The politics were a strange combination of rock-and-roll theater and full-blooded engagement. The Clash’s cultural presence—antiracist, apocalyptically reggae-fied—was a bulwark against the rise of the far right in Britain, and Strummer was outspoken in support of IRA hunger strikers, Latin American leftist guerrillas, and kids without concert tickets. This same wild-eyed humanism possessed the music: The Clash became prolific, recklessly absorbent. The third album, 1979’s London Calling, was a double record—ska, rockabilly, Spector-esque pop, with Strummer spluttering about Montgomery Clift or doomsaying like a sawed-off W. H. Auden. The ice age is coming, the sun’s zooming in / Engines stop turning, the wheat is growing thin.
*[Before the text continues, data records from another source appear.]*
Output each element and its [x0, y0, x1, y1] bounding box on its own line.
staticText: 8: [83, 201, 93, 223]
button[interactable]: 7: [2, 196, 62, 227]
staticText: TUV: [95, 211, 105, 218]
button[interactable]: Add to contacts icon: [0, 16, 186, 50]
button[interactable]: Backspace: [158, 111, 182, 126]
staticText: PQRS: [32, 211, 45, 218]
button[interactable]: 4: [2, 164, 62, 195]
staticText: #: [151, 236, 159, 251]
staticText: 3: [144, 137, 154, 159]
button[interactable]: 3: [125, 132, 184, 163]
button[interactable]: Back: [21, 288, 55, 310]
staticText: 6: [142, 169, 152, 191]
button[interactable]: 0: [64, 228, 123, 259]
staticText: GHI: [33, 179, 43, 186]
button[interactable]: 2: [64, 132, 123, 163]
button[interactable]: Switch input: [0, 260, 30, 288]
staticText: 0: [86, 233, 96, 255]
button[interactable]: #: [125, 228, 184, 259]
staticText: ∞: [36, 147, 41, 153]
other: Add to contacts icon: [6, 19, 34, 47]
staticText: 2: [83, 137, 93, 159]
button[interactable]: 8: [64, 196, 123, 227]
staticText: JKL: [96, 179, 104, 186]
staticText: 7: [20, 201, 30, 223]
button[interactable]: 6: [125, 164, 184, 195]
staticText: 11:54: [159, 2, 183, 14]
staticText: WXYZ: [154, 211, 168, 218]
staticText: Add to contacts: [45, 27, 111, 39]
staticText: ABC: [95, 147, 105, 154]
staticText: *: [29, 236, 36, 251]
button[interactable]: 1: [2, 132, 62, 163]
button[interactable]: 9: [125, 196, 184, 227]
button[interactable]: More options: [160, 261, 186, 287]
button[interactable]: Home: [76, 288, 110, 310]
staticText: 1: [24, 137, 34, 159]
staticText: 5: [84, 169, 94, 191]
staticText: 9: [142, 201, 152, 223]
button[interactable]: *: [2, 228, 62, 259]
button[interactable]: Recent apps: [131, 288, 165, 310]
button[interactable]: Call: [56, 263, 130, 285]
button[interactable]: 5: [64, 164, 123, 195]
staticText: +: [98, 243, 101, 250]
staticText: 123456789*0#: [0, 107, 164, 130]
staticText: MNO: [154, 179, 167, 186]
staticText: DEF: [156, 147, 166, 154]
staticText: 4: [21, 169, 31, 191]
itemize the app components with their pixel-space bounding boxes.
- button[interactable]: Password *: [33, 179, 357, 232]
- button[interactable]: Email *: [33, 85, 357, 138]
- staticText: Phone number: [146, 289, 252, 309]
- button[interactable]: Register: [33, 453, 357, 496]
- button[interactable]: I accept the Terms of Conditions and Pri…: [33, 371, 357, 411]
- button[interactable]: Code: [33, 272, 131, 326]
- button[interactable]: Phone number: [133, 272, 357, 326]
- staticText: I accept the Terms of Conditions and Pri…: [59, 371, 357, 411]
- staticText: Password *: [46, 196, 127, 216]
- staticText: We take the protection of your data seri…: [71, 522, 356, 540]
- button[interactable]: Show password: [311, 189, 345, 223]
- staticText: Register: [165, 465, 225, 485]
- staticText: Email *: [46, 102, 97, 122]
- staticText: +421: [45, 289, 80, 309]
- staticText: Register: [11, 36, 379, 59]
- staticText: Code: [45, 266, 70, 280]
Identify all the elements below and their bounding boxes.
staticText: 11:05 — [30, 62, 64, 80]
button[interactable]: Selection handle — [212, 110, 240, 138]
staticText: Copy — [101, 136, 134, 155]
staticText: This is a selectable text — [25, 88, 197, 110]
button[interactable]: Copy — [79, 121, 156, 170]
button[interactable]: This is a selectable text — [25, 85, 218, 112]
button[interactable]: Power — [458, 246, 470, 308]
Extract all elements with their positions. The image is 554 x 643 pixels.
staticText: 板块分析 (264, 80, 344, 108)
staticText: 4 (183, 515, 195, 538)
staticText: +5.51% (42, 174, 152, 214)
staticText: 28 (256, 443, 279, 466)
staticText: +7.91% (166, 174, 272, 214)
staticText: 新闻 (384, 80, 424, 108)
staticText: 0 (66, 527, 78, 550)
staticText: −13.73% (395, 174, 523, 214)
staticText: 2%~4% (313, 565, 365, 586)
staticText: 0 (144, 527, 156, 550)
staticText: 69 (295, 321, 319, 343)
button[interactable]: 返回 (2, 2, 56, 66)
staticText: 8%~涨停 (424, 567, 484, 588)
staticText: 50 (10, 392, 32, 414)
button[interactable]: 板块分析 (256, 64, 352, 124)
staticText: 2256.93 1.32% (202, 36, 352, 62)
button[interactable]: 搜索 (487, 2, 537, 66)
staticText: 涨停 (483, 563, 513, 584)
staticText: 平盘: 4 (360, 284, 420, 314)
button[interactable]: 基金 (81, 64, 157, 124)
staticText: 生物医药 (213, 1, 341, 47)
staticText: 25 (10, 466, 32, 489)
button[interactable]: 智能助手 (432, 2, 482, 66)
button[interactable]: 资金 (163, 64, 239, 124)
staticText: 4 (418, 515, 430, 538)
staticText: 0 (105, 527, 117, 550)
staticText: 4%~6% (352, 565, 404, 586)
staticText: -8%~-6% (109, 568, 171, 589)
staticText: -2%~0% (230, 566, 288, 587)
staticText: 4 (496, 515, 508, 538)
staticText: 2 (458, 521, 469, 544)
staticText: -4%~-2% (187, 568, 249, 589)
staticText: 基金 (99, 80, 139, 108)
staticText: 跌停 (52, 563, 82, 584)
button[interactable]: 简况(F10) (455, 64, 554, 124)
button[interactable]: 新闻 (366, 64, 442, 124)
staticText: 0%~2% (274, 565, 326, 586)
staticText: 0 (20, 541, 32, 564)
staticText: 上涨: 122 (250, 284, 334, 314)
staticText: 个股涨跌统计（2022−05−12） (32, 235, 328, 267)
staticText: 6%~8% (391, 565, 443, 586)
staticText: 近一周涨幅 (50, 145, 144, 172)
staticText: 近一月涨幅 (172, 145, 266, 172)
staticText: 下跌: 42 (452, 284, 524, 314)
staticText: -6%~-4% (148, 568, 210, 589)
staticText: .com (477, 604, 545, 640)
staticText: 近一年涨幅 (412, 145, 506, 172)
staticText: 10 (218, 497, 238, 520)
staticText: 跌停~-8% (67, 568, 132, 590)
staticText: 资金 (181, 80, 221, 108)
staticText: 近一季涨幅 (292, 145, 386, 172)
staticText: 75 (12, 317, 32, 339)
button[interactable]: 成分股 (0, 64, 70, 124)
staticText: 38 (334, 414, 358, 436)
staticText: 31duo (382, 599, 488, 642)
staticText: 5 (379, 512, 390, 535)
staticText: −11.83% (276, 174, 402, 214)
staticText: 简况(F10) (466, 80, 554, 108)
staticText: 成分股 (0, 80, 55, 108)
The next year’s Sandinista! was a triple record, a fantastic murk of indulgence—children’s choirs, noirish keyboard flits—The Clash wandering unchecked in an Aladdin’s cave of reverb.
The English music press carped continuously and, it might be said, neurotically: How could Strummer sing My daddy was a bankrobber when his daddy was, in fact, an administrator in the British Foreign Office? But The Clash was leaving England behind. Dressed now like fashion-damaged jungle insurgents, the band invaded America. Combat Rock reached No. 7 on the U.S. charts—quite an achievement for a record with Allen Ginsberg on it. (The poet’s intonations can be heard in the background of “Ghetto Defendant.”) Strummer, typically, was grumpy with this enormous new audience: “I s’pose you don’t wanna hear me go on about this and that and what’s up my arse, huh?” he demanded of 150,000 people at the Us Festival in 1983.
And then it was over—the good part, at least. Topper Headon went off the rails (heroin) in 1982; Mick Jones was expelled in ’83. There followed three more years of The Clash—or, as the reconstituted band became known, the “dodgy” Clash—including the release of the coarse and disastrous Cut the Crap. Then it was really over. Strummer entered what he would refer to later as “the wilderness years”—depression, hedonistic flounderings, solo records of fitful quality. The late ’90s found him reenergized, hoisting the tattered standard of his voice over a band called The Mescaleros: the world seemed to need him still. And then, one afternoon in 2002, after taking his dogs for a walk, he sat down on his couch and succumbed to a previously undetected congenital heart defect. One of his last concerts had been a benefit for striking London firefighters.